NORTH-BOUND SHOREBIRDS ON FLOODED FIELDS

     Many north-bound shorebirds pass over coastal shorelines on their way to their nesting territories on the Arctic tundra.  And many of them land on beaches and salt marsh mud flats to rest and consume nutritious invertebrates before continuing on.

     Some shorebirds, however, migrate inland on their way to northern nesting habitats, including the tundra.  And some of them sweep down onto flooded, bare-ground fields in southeastern Pennsylvania, and elsewhere, after heavy or prolonged rain in April and May.  There they ingest invertebrates emerging from the soil to avoid drowning.  Several each of pectoral sandpipers and two kinds of yellowlegs sandpipers do so in April here, and least, semi-palmated and solitary sandpipers, and semi-palmated plovers do so in May.  These shorebirds bring a feel of coastal shorelines to those bare fields.

     To those handsome shorebirds, inundated, bare-ground farmland is like the vast tundra, beaches and mud flats they are already adapted to; natural habitats where they have traditionally found invertebrate food.  Bare, flooded fields are a new, built, habitat that hungry, migrant shorebirds exploit while migrating north.

     Each type of attractive shorebird has its own niche to procure food in inundated fields, thus reducing competition for food among its relatives.  And, allowing at least a few kinds of shorebirds at a flooded field to get food for the next lap of their migration north to raise young.    

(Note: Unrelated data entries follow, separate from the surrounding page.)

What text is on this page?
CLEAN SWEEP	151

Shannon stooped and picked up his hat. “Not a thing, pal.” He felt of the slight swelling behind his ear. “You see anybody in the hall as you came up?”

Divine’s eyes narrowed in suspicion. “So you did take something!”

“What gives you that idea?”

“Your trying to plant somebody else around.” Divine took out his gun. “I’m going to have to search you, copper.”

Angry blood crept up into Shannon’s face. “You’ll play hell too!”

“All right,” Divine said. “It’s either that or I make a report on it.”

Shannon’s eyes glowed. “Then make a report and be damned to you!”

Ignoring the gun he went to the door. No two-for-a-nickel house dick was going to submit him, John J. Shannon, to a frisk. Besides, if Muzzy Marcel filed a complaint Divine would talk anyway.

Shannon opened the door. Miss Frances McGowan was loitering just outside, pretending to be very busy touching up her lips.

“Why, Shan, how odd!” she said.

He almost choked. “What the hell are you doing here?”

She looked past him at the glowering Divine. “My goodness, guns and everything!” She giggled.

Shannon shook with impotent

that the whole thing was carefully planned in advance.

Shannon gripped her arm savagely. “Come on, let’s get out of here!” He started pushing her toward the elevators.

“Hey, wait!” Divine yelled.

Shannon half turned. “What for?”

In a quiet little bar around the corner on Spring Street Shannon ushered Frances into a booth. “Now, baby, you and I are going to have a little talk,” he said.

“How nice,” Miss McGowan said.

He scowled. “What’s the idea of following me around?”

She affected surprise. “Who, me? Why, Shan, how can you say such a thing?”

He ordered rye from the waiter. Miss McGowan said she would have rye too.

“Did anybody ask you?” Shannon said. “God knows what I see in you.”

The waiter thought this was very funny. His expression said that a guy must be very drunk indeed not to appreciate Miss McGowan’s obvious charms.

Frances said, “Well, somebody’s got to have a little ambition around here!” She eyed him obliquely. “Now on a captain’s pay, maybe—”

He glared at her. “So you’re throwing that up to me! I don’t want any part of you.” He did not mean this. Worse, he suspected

     Long-legged yellowlegs, for example, wade into water deeper than their relatives can manage.  They probe their lengthy beaks into the water and muddy bottoms to snare invertebrates.  Their gray feathering blends them into the color of the water they wade in, making them hard to spot at times.

     Shorter-legged shorebirds are brown and dark-streaked.  They mostly hunt invertebrates in inch-deep water, or less, and the muddy shores of pools in fields, and are, therefore, camouflaged on that mud.  

     After resting and feeding for a few days in flooded, bare-ground fields, each shorebird continues its migration north.  I have always been thrilled and inspired to see shorebirds inland in April and May. They bring a flavor of the coast inland and it's remarkable to know how far they travel to raise a brood of youngsters.